When constructing a histogram, changing the number of classes or the width of the interval can sometimes lead to a completely different-looking distribution. Thus, we need to exercise care when someone shows us a histogram because it presents, not the data themselves, but one of many ways of classifying the data.
EXAMPLE 32 Presenting the same data set as both symmetric and left-skewed
The National Center for Education Statistics sponsors the Trends in International Mathematics and Science Study (TIMSS). Science tests were administered to eighth-grade students in countries around the world (see Table 46). Construct two different histograms: one that shows the data as almost symmetric and one that shows the data as left-skewed.

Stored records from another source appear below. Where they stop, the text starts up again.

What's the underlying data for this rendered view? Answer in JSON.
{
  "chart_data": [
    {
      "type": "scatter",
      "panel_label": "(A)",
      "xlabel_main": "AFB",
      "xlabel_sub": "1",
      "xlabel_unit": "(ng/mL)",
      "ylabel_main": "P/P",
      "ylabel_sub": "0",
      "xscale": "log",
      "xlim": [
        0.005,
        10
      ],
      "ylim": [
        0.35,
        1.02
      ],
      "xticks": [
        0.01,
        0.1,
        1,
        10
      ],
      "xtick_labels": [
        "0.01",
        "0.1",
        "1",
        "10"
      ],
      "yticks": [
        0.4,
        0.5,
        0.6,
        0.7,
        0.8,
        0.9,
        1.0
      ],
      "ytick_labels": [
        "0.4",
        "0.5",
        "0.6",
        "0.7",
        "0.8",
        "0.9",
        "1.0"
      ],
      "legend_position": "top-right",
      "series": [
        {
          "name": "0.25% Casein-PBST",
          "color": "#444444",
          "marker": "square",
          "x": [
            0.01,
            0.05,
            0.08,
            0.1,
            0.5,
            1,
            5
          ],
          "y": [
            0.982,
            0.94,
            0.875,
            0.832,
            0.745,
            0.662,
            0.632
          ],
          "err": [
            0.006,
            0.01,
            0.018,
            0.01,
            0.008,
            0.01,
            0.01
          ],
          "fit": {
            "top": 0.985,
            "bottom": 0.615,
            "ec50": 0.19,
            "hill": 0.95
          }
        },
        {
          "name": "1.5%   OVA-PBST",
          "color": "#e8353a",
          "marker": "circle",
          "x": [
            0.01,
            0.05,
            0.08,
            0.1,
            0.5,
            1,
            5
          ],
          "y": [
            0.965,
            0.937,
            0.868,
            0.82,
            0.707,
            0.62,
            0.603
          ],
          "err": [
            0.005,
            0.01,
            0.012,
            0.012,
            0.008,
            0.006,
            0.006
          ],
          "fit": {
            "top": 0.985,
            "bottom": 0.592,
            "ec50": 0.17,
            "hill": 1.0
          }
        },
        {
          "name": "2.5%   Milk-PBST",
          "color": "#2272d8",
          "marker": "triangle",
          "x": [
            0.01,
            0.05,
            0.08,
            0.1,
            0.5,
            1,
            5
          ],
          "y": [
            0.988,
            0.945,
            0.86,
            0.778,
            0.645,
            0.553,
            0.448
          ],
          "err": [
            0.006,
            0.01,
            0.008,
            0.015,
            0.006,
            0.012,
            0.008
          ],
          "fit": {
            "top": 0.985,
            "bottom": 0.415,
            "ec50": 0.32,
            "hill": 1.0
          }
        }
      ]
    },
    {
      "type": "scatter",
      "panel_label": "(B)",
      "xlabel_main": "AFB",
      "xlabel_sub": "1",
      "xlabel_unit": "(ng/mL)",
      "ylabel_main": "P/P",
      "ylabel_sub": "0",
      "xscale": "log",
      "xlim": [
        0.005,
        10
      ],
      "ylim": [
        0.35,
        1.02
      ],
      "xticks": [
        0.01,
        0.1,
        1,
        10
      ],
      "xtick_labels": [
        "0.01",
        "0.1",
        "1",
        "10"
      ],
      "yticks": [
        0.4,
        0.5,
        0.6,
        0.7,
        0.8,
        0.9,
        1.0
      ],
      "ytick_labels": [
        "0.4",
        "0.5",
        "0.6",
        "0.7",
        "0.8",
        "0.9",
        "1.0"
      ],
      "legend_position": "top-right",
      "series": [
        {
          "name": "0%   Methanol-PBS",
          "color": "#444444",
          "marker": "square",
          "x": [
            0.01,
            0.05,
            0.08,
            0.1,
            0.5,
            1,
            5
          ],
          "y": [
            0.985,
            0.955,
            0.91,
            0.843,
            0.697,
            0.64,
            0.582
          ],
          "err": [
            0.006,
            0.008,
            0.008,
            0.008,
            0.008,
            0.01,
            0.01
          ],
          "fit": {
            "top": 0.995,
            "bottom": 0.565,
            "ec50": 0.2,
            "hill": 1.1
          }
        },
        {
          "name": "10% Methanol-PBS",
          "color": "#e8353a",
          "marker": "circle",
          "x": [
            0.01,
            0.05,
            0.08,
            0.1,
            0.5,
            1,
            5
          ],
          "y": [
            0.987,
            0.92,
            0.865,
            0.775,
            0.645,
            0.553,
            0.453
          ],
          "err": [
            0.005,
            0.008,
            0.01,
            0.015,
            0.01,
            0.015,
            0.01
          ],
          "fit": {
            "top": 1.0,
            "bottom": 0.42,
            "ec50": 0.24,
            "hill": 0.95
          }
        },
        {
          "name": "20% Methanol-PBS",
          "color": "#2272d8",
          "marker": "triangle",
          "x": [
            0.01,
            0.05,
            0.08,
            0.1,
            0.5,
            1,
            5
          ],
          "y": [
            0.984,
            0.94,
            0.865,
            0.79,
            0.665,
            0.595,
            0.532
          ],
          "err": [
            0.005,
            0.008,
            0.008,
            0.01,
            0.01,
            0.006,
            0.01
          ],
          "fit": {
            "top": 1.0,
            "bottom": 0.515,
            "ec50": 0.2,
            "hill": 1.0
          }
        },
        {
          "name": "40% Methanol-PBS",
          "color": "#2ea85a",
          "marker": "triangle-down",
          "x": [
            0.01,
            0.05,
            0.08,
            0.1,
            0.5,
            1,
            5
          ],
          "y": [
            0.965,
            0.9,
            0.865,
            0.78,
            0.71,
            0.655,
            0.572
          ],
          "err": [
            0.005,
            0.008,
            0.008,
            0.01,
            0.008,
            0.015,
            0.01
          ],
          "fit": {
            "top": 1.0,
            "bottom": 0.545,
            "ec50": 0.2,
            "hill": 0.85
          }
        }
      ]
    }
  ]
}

Country | Score | Country | Score | Country | Score |
---|---|---|---|---|---|
Singapore | 578 | New Zealand | 520 | Bulgaria | 479 |
Taiwan | 571 | Lithuania | 519 | Jordan | 475 |
South Korea | 558 | Slovak Republic | 517 | Moldova | 472 |
Hong Kong | 556 | Belgium | 516 | Romania | 470 |
Japan | 552 | Russian Federation | 514 | Iran | 453 |
Hungary | 543 | Latvia | 513 | Macedonia | 449 |
Netherlands | 536 | Scotland | 512 | Cyprus | 441 |
United States | 527 | Malaysia | 510 | Indonesia | 420 |
Australia | 527 | Norway | 494 | Chile | 413 |
Sweden | 524 | Italy | 491 | Tunisia | 404 |
Slovenia | 520 | Israel | 488 | Philippines | 377 |
101
Solution
Figure 62 is nearly symmetric, but Figure 63 is clearly left-skewed. It is important to realize that both figures are histograms of the very same data set. Clever choices for the number of classes and the class limits can affect how a histogram presents the data. The reader must therefore beware! The histogram represents a summarization of the data set, not the data set itself. Analysts may wish to supplement the histogram with other graphical methods, such as dotplots and stem-and-leaf displays, in order to gain a better understanding of the distribution of the data.
The One Variable Statistics and Graphs applet allows you to experiment with the class width and number of classes when constructing a histogram.